The federal government has said that there is no safe level of lead in drinking water. Studies have shown that even small amounts of the highly poisonous metal can affect childhood brain development and contribute to preterm births, heart problems and kidney disease. Yet Chicago still has 400,000 homes served by potentially water-contaminating lead service lines – more than any other US city.
“I think residents have reason to be concerned,” said public health professor Benjamin Huynh, who authored the study with Elizabeth Chin and Mathew Kiang. “I think this should be a call to get your water tested for lead, see what the results are, then make your decisions accordingly.”
Huynh said the idea to conduct the research came after seeing the Guardian’s analysis of 24,000 city water tests, which found one-third of home water tests had more lead than the federal limit for bottled drinking water, which is 5 parts per billion (ppb).
The Johns Hopkins study used a more stringent measure, and flagged as concerning any home tests that detected more than 1ppb. Huynh said this was based on the fact that no level of lead consumption is considered safe and lead service lines can often create spikes in lead levels that go undetected, especially after they are disturbed by nearby construction. Similarly, the American Academy of Pediatrics has called for state and local governments to limit the lead in school drinking fountains to no more than 1ppb.

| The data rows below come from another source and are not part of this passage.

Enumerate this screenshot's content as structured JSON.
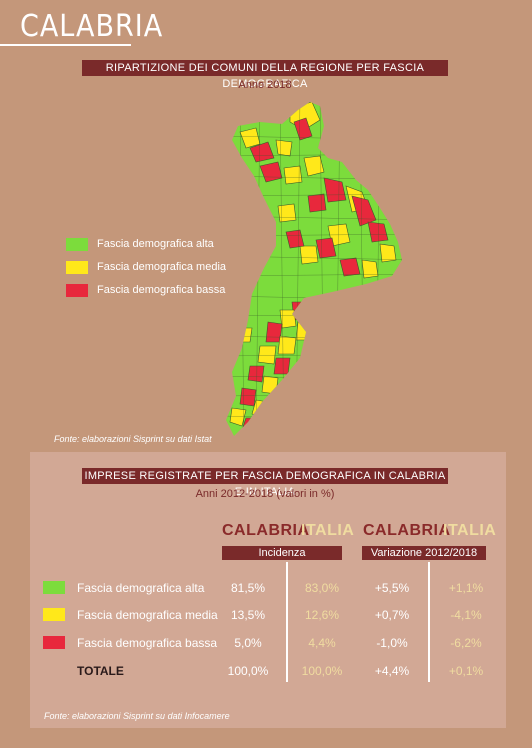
{
  "region_title": "CALABRIA",
  "map_section": {
    "banner": "RIPARTIZIONE DEI COMUNI DELLA REGIONE PER FASCIA DEMOGRAFICA",
    "year": "Anno 2018",
    "legend": [
      {
        "label": "Fascia demografica alta",
        "color": "#7cdc3c"
      },
      {
        "label": "Fascia demografica media",
        "color": "#ffe81a"
      },
      {
        "label": "Fascia demografica bassa",
        "color": "#e8283c"
      }
    ],
    "source": "Fonte: elaborazioni Sisprint su dati Istat"
  },
  "table_section": {
    "banner": "IMPRESE REGISTRATE PER FASCIA DEMOGRAFICA IN CALABRIA E IN ITALIA",
    "years": "Anni 2012-2018 (valori in %)",
    "columns": [
      "CALABRIA",
      "ITALIA",
      "CALABRIA",
      "ITALIA"
    ],
    "groups": [
      "Incidenza",
      "Variazione 2012/2018"
    ],
    "rows": [
      {
        "label": "Fascia demografica alta",
        "color": "#7cdc3c",
        "values": [
          "81,5%",
          "83,0%",
          "+5,5%",
          "+1,1%"
        ]
      },
      {
        "label": "Fascia demografica media",
        "color": "#ffe81a",
        "values": [
          "13,5%",
          "12,6%",
          "+0,7%",
          "-4,1%"
        ]
      },
      {
        "label": "Fascia demografica bassa",
        "color": "#e8283c",
        "values": [
          "5,0%",
          "4,4%",
          "-1,0%",
          "-6,2%"
        ]
      }
    ],
    "total": {
      "label": "TOTALE",
      "values": [
        "100,0%",
        "100,0%",
        "+4,4%",
        "+0,1%"
      ]
    },
    "source": "Fonte: elaborazioni Sisprint su dati Infocamere"
  },
  "colors": {
    "background": "#c4977a",
    "panel": "#d2a895",
    "banner": "#7a2a2a",
    "accent_region": "#8a2a2a",
    "accent_italy": "#f0dca0"
  }
}
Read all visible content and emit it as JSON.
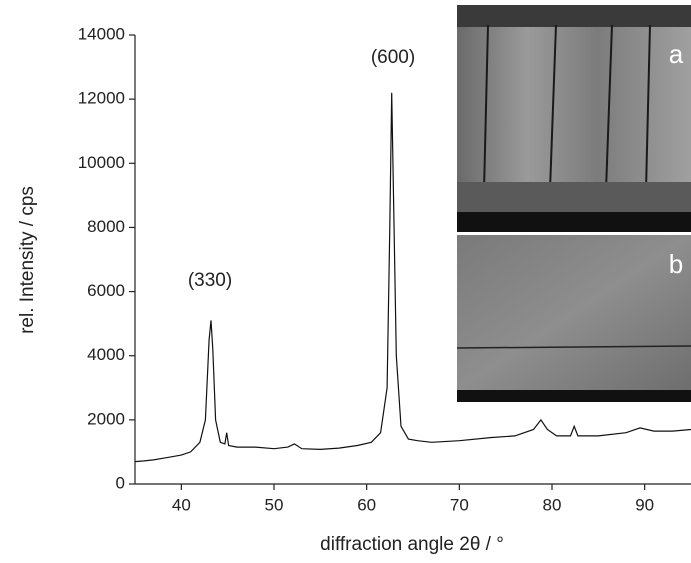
{
  "chart_data": {
    "type": "line",
    "x_label": "diffraction angle 2θ / °",
    "y_label": "rel. Intensity / cps",
    "x": [
      35,
      36,
      37,
      38,
      39,
      40,
      41,
      42,
      42.6,
      43.0,
      43.2,
      43.4,
      43.7,
      44.2,
      44.7,
      44.9,
      45.1,
      46,
      48,
      50,
      51.5,
      52.2,
      53,
      55,
      57,
      59,
      60.5,
      61.5,
      62.2,
      62.5,
      62.7,
      62.9,
      63.2,
      63.7,
      64.5,
      65.5,
      67,
      70,
      73.5,
      76,
      78,
      78.8,
      79.5,
      80.5,
      82,
      82.4,
      82.8,
      85,
      88,
      89.5,
      91,
      93,
      95
    ],
    "series": [
      {
        "color": "#111111",
        "values": [
          700,
          720,
          750,
          800,
          850,
          900,
          1000,
          1300,
          2000,
          4500,
          5100,
          4200,
          2000,
          1300,
          1250,
          1600,
          1200,
          1150,
          1150,
          1100,
          1150,
          1250,
          1100,
          1080,
          1120,
          1200,
          1300,
          1600,
          3000,
          8000,
          12200,
          9000,
          4000,
          1800,
          1400,
          1350,
          1300,
          1350,
          1450,
          1500,
          1700,
          2000,
          1700,
          1500,
          1500,
          1800,
          1500,
          1500,
          1600,
          1750,
          1650,
          1650,
          1700
        ]
      }
    ],
    "xlim": [
      35,
      95
    ],
    "xticks": [
      40,
      50,
      60,
      70,
      80,
      90
    ],
    "ylim": [
      0,
      14000
    ],
    "yticks": [
      0,
      2000,
      4000,
      6000,
      8000,
      10000,
      12000,
      14000
    ],
    "annotations": [
      "(330)",
      "(600)"
    ],
    "inset_labels": [
      "a",
      "b"
    ]
  }
}
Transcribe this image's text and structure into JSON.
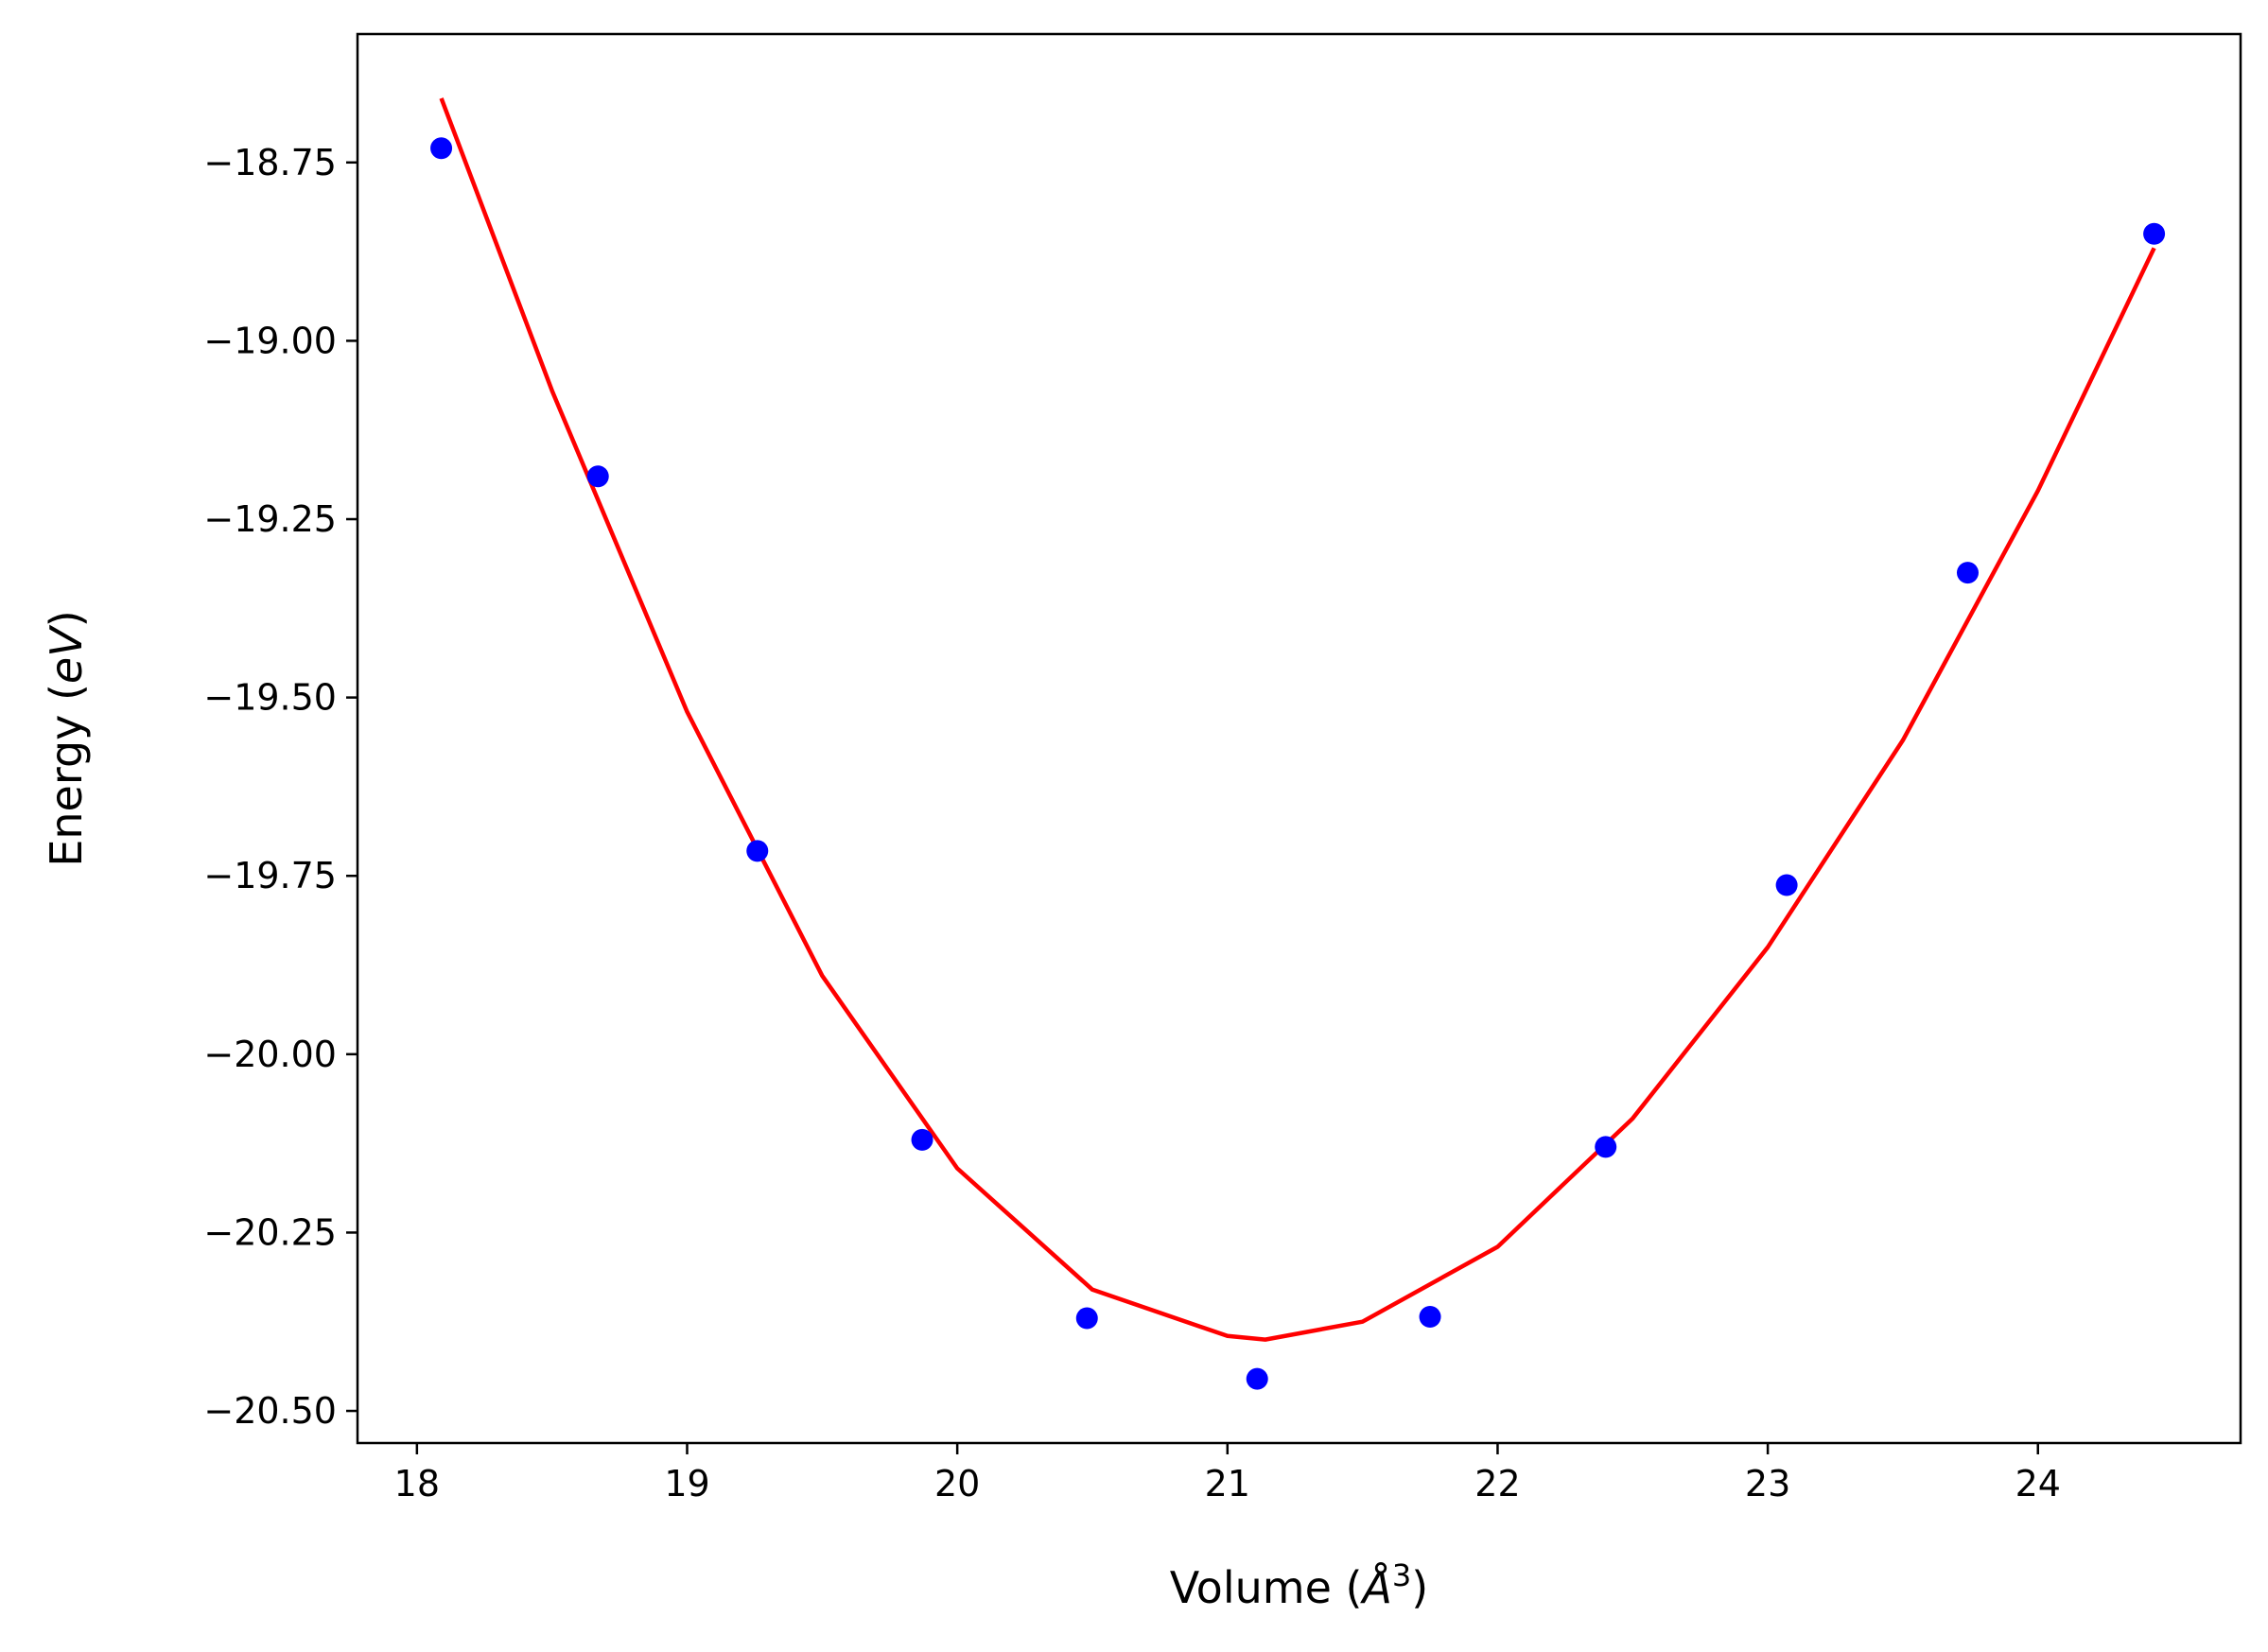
{
  "chart_data": {
    "type": "scatter",
    "title": "",
    "xlabel": {
      "prefix": "Volume (",
      "symbol": "Å",
      "power": "3",
      "suffix": ")"
    },
    "ylabel": {
      "prefix": "Energy (",
      "unit": "eV",
      "suffix": ")"
    },
    "xlim": [
      17.78,
      24.75
    ],
    "ylim": [
      -20.545,
      -18.57
    ],
    "x_ticks": [
      18,
      19,
      20,
      21,
      22,
      23,
      24
    ],
    "x_tick_labels": [
      "18",
      "19",
      "20",
      "21",
      "22",
      "23",
      "24"
    ],
    "y_ticks": [
      -18.75,
      -19.0,
      -19.25,
      -19.5,
      -19.75,
      -20.0,
      -20.25,
      -20.5
    ],
    "y_tick_labels": [
      "−18.75",
      "−19.00",
      "−19.25",
      "−19.50",
      "−19.75",
      "−20.00",
      "−20.25",
      "−20.50"
    ],
    "grid": false,
    "legend": "none",
    "series": [
      {
        "kind": "points",
        "color": "#0000ff",
        "x": [
          18.09,
          18.67,
          19.26,
          19.87,
          20.48,
          21.11,
          21.75,
          22.4,
          23.07,
          23.74,
          24.43
        ],
        "y": [
          -18.73,
          -19.19,
          -19.715,
          -20.12,
          -20.37,
          -20.455,
          -20.368,
          -20.13,
          -19.763,
          -19.325,
          -18.85
        ]
      },
      {
        "kind": "fit-curve",
        "color": "#ff0000",
        "x": [
          18.09,
          18.5,
          19.0,
          19.5,
          20.0,
          20.5,
          21.0,
          21.14,
          21.5,
          22.0,
          22.5,
          23.0,
          23.5,
          24.0,
          24.43
        ],
        "y": [
          -18.66,
          -19.07,
          -19.52,
          -19.89,
          -20.16,
          -20.33,
          -20.395,
          -20.4,
          -20.375,
          -20.27,
          -20.09,
          -19.85,
          -19.56,
          -19.21,
          -18.87
        ]
      }
    ]
  }
}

The US Environmental Protection Agency (EPA) has a municipal “action level” of 15ppb, meaning that cities are only required to notify the public when at least 10% of a small sample of homes tested are above that amount.
By this measure, Chicago is in compliance.
“Nothing is more important than the health and safety of Chicago’s residents and, particularly, our children,” city spokesperson Megan Vidis said in an emailed statement. “Chicago’s water continues to meet and exceed all standards set by the US Environmental Protection Agency.”
She said that “the city has introduced five programs to remove Chicago’s 400,000 lead service lines and offers free water testing to any resident”.
While the EPA is proposing to require most cities around the nation to remove all lead service lines within 10 years, it is giving Chicago 40 years to do so because of the large number of unreplaced pipes in the city.